The seeming failure of the RAAF and RAN to cooperate to finish off a damaged submarine led Royle to order an inquiry into the attack. This found that a breakdown in communication between the two services was the main cause of the failure, with both the aircraft and the naval signal room in Sydney making procedural errors. Rear Admiral Gerard Muirhead-Gould, the naval officer in command of the Sydney region, also noted that communications between the RAN and RAAF were unsatisfactory at higher levels, and that the communication procedures to be used in anti-submarine operations were not well known or understood. In response, he suggested that the RAN establish the position of Commander Escort Vessels Group to organise and command escorts and coordinate their tactics.
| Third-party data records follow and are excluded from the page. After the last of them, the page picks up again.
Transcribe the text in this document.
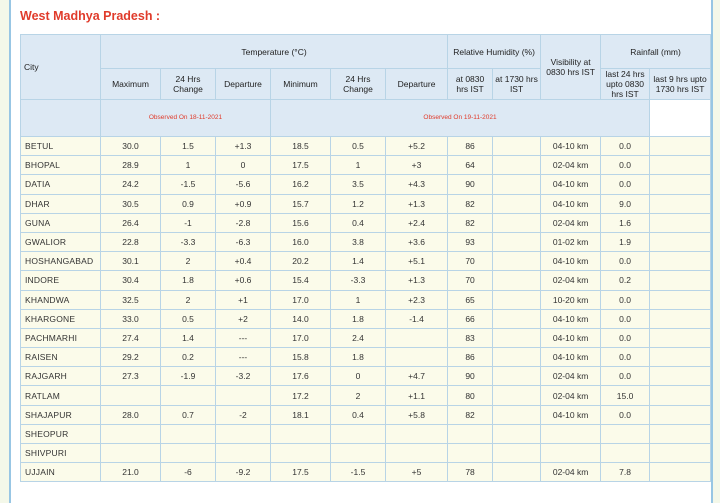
West Madhya Pradesh :
City	Temperature (°C)						Relative Humidity (%)		Visibility at 0830 hrs IST	Rainfall (mm)	
	Maximum	24 Hrs Change	Departure	Minimum	24 Hrs Change	Departure	at 0830 hrs IST	at 1730 hrs IST		last 24 hrs upto 0830 hrs IST	last 9 hrs upto 1730 hrs IST
	Observed On 18-11-2021			Observed On 19-11-2021							
BETUL	30.0	1.5	+1.3	18.5	0.5	+5.2	86		04-10 km	0.0	
BHOPAL	28.9	1	0	17.5	1	+3	64		02-04 km	0.0	
DATIA	24.2	-1.5	-5.6	16.2	3.5	+4.3	90		04-10 km	0.0	
DHAR	30.5	0.9	+0.9	15.7	1.2	+1.3	82		04-10 km	9.0	
GUNA	26.4	-1	-2.8	15.6	0.4	+2.4	82		02-04 km	1.6	
GWALIOR	22.8	-3.3	-6.3	16.0	3.8	+3.6	93		01-02 km	1.9	
HOSHANGABAD	30.1	2	+0.4	20.2	1.4	+5.1	70		04-10 km	0.0	
INDORE	30.4	1.8	+0.6	15.4	-3.3	+1.3	70		02-04 km	0.2	
KHANDWA	32.5	2	+1	17.0	1	+2.3	65		10-20 km	0.0	
KHARGONE	33.0	0.5	+2	14.0	1.8	-1.4	66		04-10 km	0.0	
PACHMARHI	27.4	1.4	---	17.0	2.4		83		04-10 km	0.0	
RAISEN	29.2	0.2	---	15.8	1.8		86		04-10 km	0.0	
RAJGARH	27.3	-1.9	-3.2	17.6	0	+4.7	90		02-04 km	0.0	
RATLAM				17.2	2	+1.1	80		02-04 km	15.0	
SHAJAPUR	28.0	0.7	-2	18.1	0.4	+5.8	82		04-10 km	0.0	
SHEOPUR											
SHIVPURI											
UJJAIN	21.0	-6	-9.2	17.5	-1.5	+5	78		02-04 km	7.8	
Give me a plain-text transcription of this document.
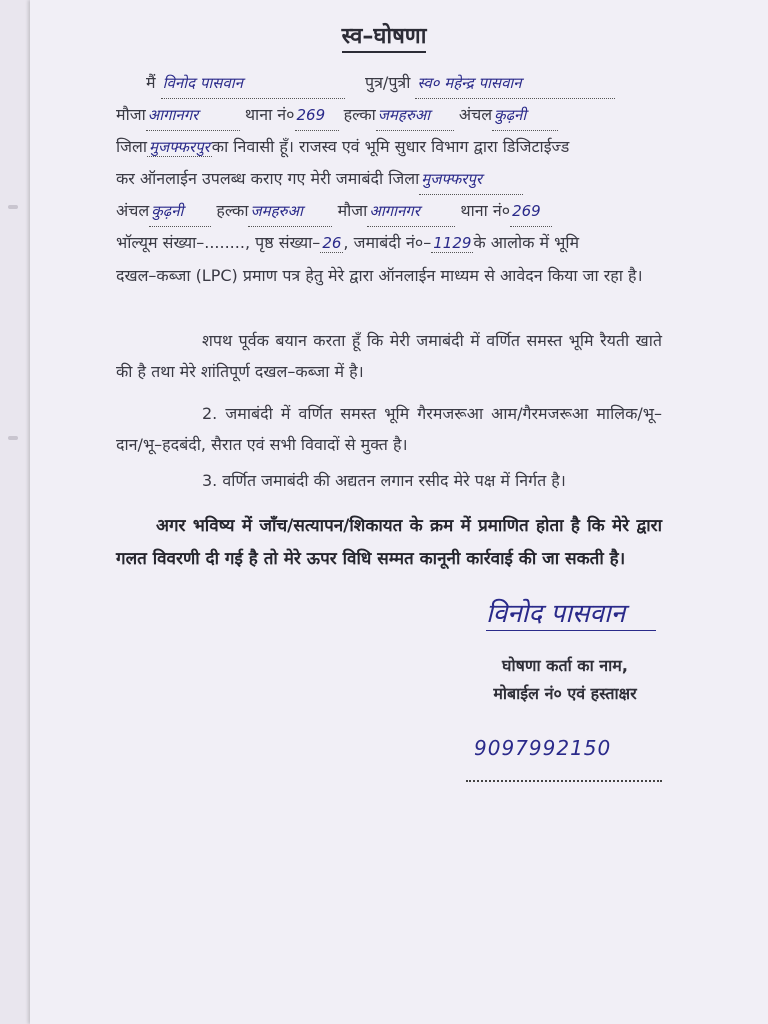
स्व–घोषणा
मैं विनोद पासवान	पुत्र/पुत्री स्व० महेन्द्र पासवान
मौजा आगानगर	थाना नं० 269 हल्का जमहरुआ अंचल कुढ़नी
जिला मुजफ्फरपुर का निवासी हूँ। राजस्व एवं भूमि सुधार विभाग द्वारा डिजिटाईज्ड
कर ऑनलाईन उपलब्ध कराए गए मेरी जमाबंदी जिला मुजफ्फरपुर
अंचल कुढ़नी हल्का जमहरुआ मौजा आगानगर	थाना नं० 269
भॉल्यूम संख्या–........, पृष्ठ संख्या– 26 , जमाबंदी नं०– 1129 के आलोक में भूमि
दखल–कब्जा (LPC) प्रमाण पत्र हेतु मेरे द्वारा ऑनलाईन माध्यम से आवेदन किया जा रहा है।
शपथ पूर्वक बयान करता हूँ कि मेरी जमाबंदी में वर्णित समस्त भूमि रैयती खाते की है तथा मेरे शांतिपूर्ण दखल–कब्जा में है।
2. जमाबंदी में वर्णित समस्त भूमि गैरमजरूआ आम/गैरमजरूआ मालिक/भू–दान/भू–हदबंदी, सैरात एवं सभी विवादों से मुक्त है।
3. वर्णित जमाबंदी की अद्यतन लगान रसीद मेरे पक्ष में निर्गत है।
अगर भविष्य में जाँच/सत्यापन/शिकायत के क्रम में प्रमाणित होता है कि मेरे द्वारा गलत विवरणी दी गई है तो मेरे ऊपर विधि सम्मत कानूनी कार्रवाई की जा सकती है।
विनोद पासवान
घोषणा कर्ता का नाम,
मोबाईल नं० एवं हस्ताक्षर
9097992150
The attack on Convoy GP55 was the last attack made by a Japanese submarine on the east coast of Australia. Two submarines were dispatched to operate off Australia in July 1943, but were diverted to the Solomon Islands shortly before reaching the east coast. Following this, the Japanese submarines were fully occupied responding to Allied offensives and transporting supplies to isolated garrisons. As the threat to shipping declined, the RAN ceased running convoys in waters south of Newcastle on 7 December 1943 and Sydney–Brisbane convoys ended on 10 February 1944.